The profile summary includes a number of useful statistics for your host application and kernels. The report provides a general idea of the functional bottlenecks in your application.
Settings
This displays the report and XRT configuration settings.
Summary
This displays summary statistics including device execution time and device power.
Kernels & Compute Units
Displays the profile summary data for all kernel functions scheduled and executed.
Kernel Data Transfers
Displays the data transfer for kernels to the global memory, and the top data transfer for kernels to the global memory, and the data transfer streams.
Host Data Transfers
Displays profile data for all write transfers between the host and device memory through PCI Express® link, and profile data for all read transfers between the host and device memory through PCI Express® link, and the data transfer for host to the global memory.
API Calls
Displays the profile data for all OpenCL host API function calls executed in the host application. The top displays a bar graph of the API call time as a percent of total time.
Device Power
This displays the profile data for device power.
Kernel Internals
Displays the running time for compute units in microseconds (µs) and reports stall time as a percent of the running time. This section of the Profile Summary displays the data transfer for specific ports on the compute unit, and displays the functional port data transfers on the compute unit, and displays the running time and stalls on the compute unit.
Shell Data Transfers
This following table displays the DMA data transfers.
NoC Counters
NoC Counters display the NoC Counters Read and NoC Counters Write. These sections are only displayed if there is a non-zero NoC counter data.

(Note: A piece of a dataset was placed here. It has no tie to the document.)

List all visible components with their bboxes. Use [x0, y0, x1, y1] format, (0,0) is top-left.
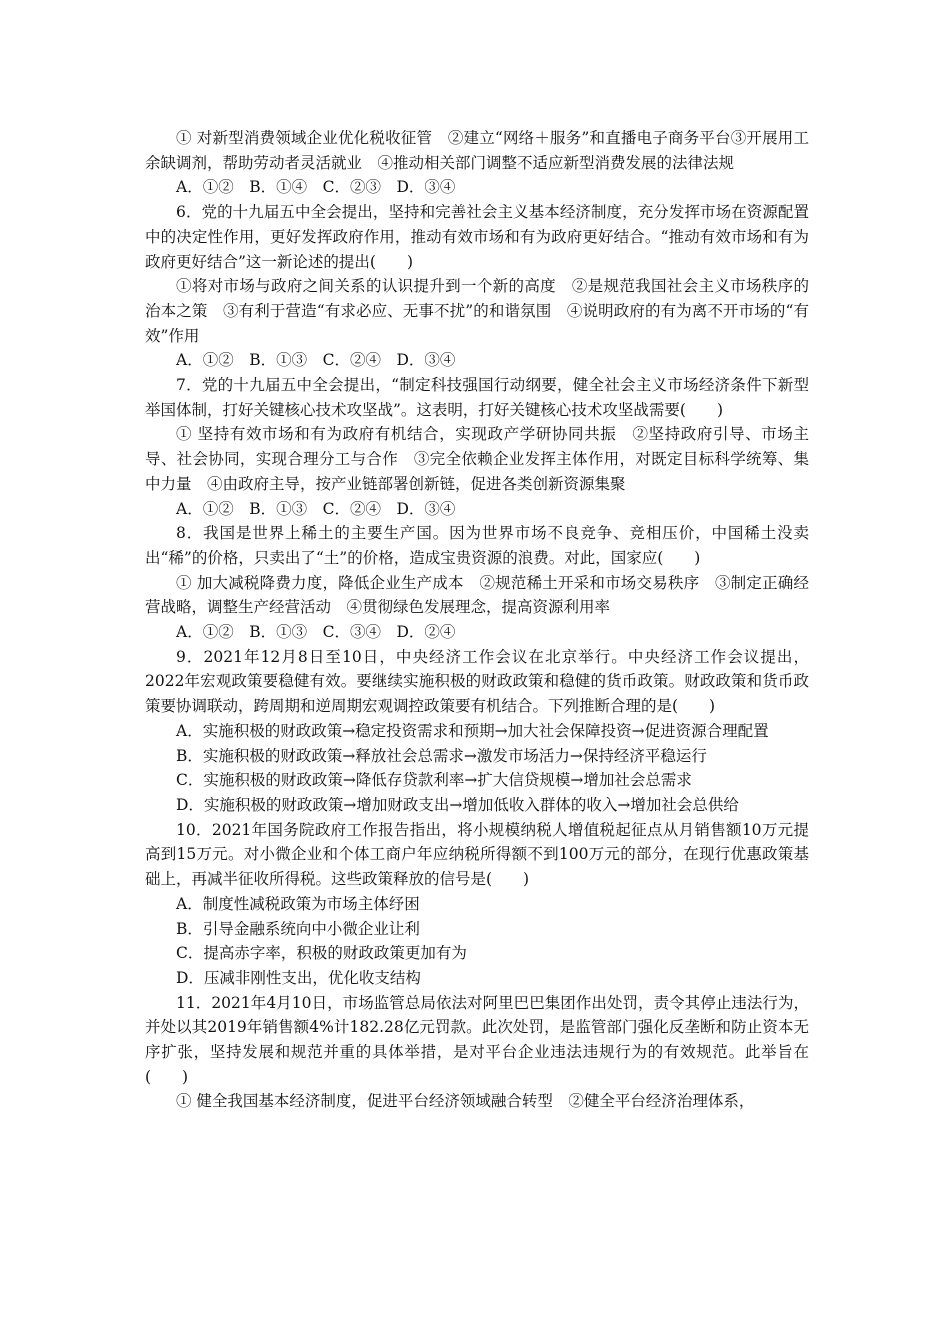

Each section has a table containing summary data with line graphs for transfer rate and latency. The graphs can have multiple NoC counters, so you can toggle the counters ON/OFF through check boxes in the Chart column of the table.
Depending on the design, it can be possible to correlate NoC counters to CU ports. In this case, the CU port appears in the table, and selecting it cross-probes to the system diagram, profile summary, and any other views that include CU ports as selectable objects.
AI Engine Counters
AI Engine counters display if there is a non-zero AI Engine counter data. If there is an incompatible configuration of the AI Engine counters, this section displays a message stating that the configuration does not support performance profiling. This section of the Profile Summary can contain three sub-sections:
- AI Engine & Memory
- Interface Channels
- Memory Channels